In 2013, Las Vegas Sands reached an agreement with federal prosecutors and forfeited approximately $47.4 million in a case involving failures to properly report suspicious activity.
In 2016, the Nevada Gaming Commission approved a further $2 million settlement connected to those events.
Although the current operator is different from the company that controlled the resort during those earlier incidents, the regulatory history of the property adds significance to the latest case.
It shows that questions involving source-of-funds checks and the treatment of high-value players have appeared across different periods of ownership.
The Reputational Risk May Exceed the Financial Penalty
The immediate financial cost to The Venetian is $7.2 million.
However, the longer-term consequences may involve brand reputation, increased regulatory oversight and the expense of implementing new controls.
Independent reviews, additional employees, mandatory training and regular meetings with regulators may produce significant costs over several years.
More importantly, any future compliance failure could be evaluated in the context of this settlement and the warning signs already identified.
For the wider casino industry, the message is straightforward.
VIP status does not reduce the need for due diligence. It increases it.
The larger the deposits, losses and gambling volume, the stronger the evidence a casino should require to confirm that the customer’s financial profile supports that activity.
What Happens Next
The Nevada Gaming Commission must decide whether to approve the settlement between The Venetian and the Gaming Control Board.
Until that decision is made, the $7.2 million penalty has been agreed upon but is not yet final.
If the agreement is approved, The Venetian will pay the fine and begin implementing the required reforms within the deadlines set by the settlement.
The Commission can approve or reject the agreement. If it is rejected, the formal admissions contained in the settlement would also be withdrawn.
Regardless of the Commission’s final decision, the Mathew Bowyer case has already changed the way Nevada regulators approach anti-money laundering controls in casinos.

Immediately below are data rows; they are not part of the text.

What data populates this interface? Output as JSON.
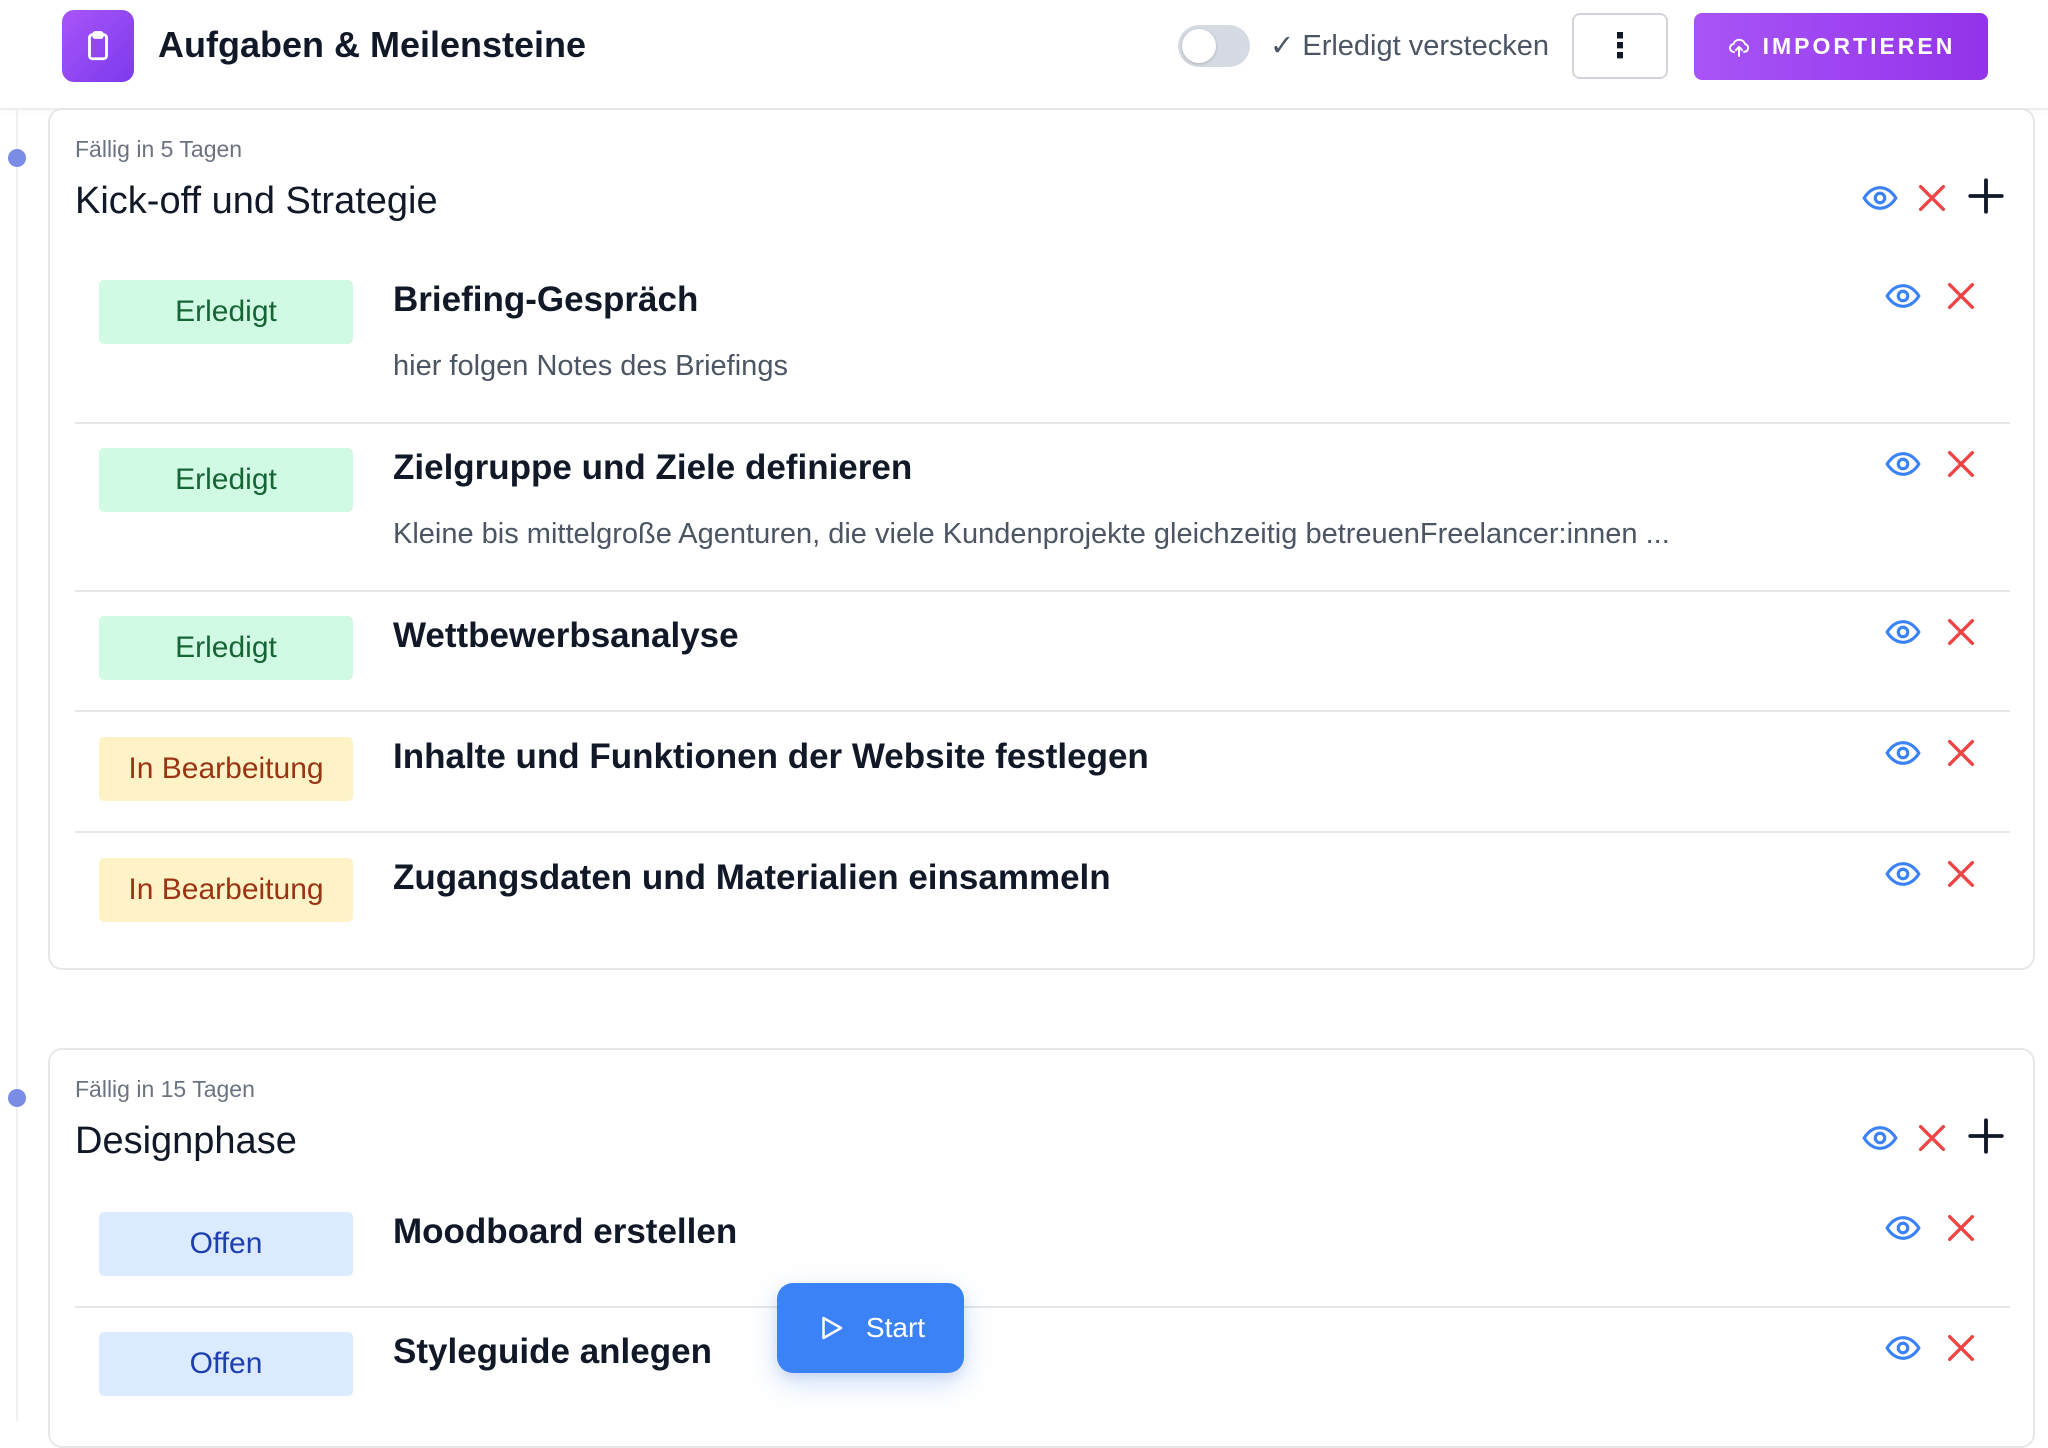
{
  "header": {
    "title": "Aufgaben & Meilensteine",
    "hide_done_label": "✓ Erledigt verstecken",
    "more_symbol": "⋮",
    "import_label": "IMPORTIEREN"
  },
  "milestones": [
    {
      "due": "Fällig in 5 Tagen",
      "title": "Kick-off und Strategie",
      "tasks": [
        {
          "status": "Erledigt",
          "title": "Briefing-Gespräch",
          "note": "hier folgen Notes des Briefings"
        },
        {
          "status": "Erledigt",
          "title": "Zielgruppe und Ziele definieren",
          "note": "Kleine bis mittelgroße Agenturen, die viele Kundenprojekte gleichzeitig betreuenFreelancer:innen ..."
        },
        {
          "status": "Erledigt",
          "title": "Wettbewerbsanalyse",
          "note": ""
        },
        {
          "status": "In Bearbeitung",
          "title": "Inhalte und Funktionen der Website festlegen",
          "note": ""
        },
        {
          "status": "In Bearbeitung",
          "title": "Zugangsdaten und Materialien einsammeln",
          "note": ""
        }
      ]
    },
    {
      "due": "Fällig in 15 Tagen",
      "title": "Designphase",
      "tasks": [
        {
          "status": "Offen",
          "title": "Moodboard erstellen",
          "note": ""
        },
        {
          "status": "Offen",
          "title": "Styleguide anlegen",
          "note": ""
        }
      ]
    }
  ],
  "start_button": {
    "label": "Start"
  },
  "colors": {
    "accent": "#9333ea",
    "done_bg": "#d1fae5",
    "progress_bg": "#fef3c7",
    "open_bg": "#dbeafe",
    "eye": "#3b82f6",
    "delete": "#ef4444"
  },
  "icons": {
    "app": "clipboard-icon",
    "view": "eye-icon",
    "delete": "close-icon",
    "add": "plus-icon",
    "import": "cloud-upload-icon",
    "start": "play-icon"
  }
}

One illegal bookmaker exposed similar weaknesses at several of the largest operators on the Las Vegas Strip, generated approximately $34 million in regulatory penalties and accelerated the introduction of stricter compliance rules across the industry.
The most important consequence may therefore not be The Venetian’s financial penalty alone.
The wider impact is a shift in the balance between VIP revenue and regulatory responsibility.
For Nevada casinos, the period in which a customer’s large losses could outweigh unresolved questions about the source of their money appears to be coming to an end.